Discussion:
Code generation for DOES> in Gforth
(too old to reply)
Anton Ertl
2024-09-21 17:25:51 UTC
Permalink
I recently noticed that Gforth still used the following COMPILE,
implementation for words defined with CREATE...SET-DOES> (and
consequently also for words defined with CREATE...DOES>):

: does, ( xt -- ) does-check ['] does-xt peephole-compile, , ;

Ignore DOES-CHECK (it has to do with stack-depth checking, still
incomplete). The rest means that it compiles the primitive DOES-XT
with the xt of the COMPILE,d word as immediate argument. DOES-XT
pushes the body of the word and then EXECUTEs the xt that SET-DOES>
has registered for this word. In most cases this is a colon
definition (always if DOES> is used), so the next thing that happens
is DOCOL, and then the code for the colon definition is run.

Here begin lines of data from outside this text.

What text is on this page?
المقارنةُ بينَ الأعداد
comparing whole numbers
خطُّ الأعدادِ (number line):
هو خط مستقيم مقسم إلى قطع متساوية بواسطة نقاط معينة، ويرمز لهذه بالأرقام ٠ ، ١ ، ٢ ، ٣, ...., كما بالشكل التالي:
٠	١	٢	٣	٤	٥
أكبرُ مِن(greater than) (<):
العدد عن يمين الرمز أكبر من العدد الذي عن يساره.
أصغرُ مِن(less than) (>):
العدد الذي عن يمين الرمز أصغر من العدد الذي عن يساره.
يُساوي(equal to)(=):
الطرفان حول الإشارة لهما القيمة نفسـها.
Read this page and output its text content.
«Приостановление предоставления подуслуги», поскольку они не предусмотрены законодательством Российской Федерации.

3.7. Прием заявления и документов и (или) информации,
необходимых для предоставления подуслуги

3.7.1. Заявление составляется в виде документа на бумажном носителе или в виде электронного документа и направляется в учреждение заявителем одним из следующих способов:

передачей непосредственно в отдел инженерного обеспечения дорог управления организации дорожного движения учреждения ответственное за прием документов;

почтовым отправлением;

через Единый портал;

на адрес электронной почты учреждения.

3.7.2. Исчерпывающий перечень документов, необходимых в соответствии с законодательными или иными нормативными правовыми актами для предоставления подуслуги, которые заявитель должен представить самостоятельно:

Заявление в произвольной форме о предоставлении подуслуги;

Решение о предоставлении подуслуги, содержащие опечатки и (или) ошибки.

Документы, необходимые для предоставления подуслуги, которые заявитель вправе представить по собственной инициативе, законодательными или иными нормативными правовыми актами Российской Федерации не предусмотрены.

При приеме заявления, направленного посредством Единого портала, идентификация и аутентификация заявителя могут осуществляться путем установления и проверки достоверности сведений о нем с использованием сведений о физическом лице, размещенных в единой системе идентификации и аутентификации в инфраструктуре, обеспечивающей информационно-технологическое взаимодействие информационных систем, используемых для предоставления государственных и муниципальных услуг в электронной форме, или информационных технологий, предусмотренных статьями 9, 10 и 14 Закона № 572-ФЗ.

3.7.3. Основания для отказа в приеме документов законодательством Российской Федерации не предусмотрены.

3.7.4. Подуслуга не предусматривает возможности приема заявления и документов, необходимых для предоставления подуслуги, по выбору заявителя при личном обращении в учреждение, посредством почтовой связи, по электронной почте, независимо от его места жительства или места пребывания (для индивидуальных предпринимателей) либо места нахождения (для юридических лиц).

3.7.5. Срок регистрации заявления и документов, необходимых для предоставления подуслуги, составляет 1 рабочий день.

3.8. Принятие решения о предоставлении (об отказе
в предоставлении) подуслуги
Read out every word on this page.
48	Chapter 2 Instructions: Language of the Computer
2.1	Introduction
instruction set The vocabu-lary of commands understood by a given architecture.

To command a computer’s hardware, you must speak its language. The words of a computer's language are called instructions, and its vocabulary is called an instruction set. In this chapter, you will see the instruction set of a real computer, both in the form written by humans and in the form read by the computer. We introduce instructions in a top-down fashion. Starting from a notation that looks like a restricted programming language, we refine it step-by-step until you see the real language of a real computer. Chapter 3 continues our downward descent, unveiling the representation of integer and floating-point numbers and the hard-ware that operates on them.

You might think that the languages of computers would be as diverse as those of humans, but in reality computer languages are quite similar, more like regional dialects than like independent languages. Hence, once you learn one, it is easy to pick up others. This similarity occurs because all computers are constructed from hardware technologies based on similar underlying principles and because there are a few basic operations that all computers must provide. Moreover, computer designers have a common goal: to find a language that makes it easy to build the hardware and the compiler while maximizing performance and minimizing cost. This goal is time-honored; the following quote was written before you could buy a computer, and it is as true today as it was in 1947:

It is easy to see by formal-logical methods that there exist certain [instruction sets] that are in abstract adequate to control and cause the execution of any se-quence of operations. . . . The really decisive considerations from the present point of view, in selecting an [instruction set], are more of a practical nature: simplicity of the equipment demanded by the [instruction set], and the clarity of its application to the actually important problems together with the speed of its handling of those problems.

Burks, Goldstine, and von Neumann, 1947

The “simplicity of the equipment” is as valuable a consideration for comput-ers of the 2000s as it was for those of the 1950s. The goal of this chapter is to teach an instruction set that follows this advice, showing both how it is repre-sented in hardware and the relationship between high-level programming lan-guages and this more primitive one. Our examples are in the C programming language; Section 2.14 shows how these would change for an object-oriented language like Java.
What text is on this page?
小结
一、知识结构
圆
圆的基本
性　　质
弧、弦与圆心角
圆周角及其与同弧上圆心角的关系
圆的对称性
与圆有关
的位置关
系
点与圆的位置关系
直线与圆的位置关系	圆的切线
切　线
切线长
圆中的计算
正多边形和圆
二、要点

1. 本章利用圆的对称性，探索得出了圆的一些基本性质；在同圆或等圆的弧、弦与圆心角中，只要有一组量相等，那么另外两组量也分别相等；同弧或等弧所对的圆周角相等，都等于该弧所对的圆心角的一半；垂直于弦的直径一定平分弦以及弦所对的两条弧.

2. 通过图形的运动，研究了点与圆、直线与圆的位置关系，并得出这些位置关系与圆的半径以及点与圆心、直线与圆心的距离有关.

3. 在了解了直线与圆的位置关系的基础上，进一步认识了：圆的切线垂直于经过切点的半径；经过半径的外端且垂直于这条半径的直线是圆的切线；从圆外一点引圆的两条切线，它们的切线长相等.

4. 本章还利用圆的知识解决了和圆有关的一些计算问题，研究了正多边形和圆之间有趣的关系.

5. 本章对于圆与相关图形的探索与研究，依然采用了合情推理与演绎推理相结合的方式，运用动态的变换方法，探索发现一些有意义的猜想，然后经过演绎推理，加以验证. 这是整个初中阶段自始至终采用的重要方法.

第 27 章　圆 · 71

I have now replaced this with

: does, ( xt -- ) does-check dup >body lit, >extra @ compile, ;

What this does is to compile the body as a literal, and then it
COMPILE,s the xt that DOES-XT would EXECUTE. In the common case of a
colon definition this compiles a call to the colon definition. This
saves the overhead of accessing the doesfield and of dispatching on
its contents at run-time; all that is now done during compilation.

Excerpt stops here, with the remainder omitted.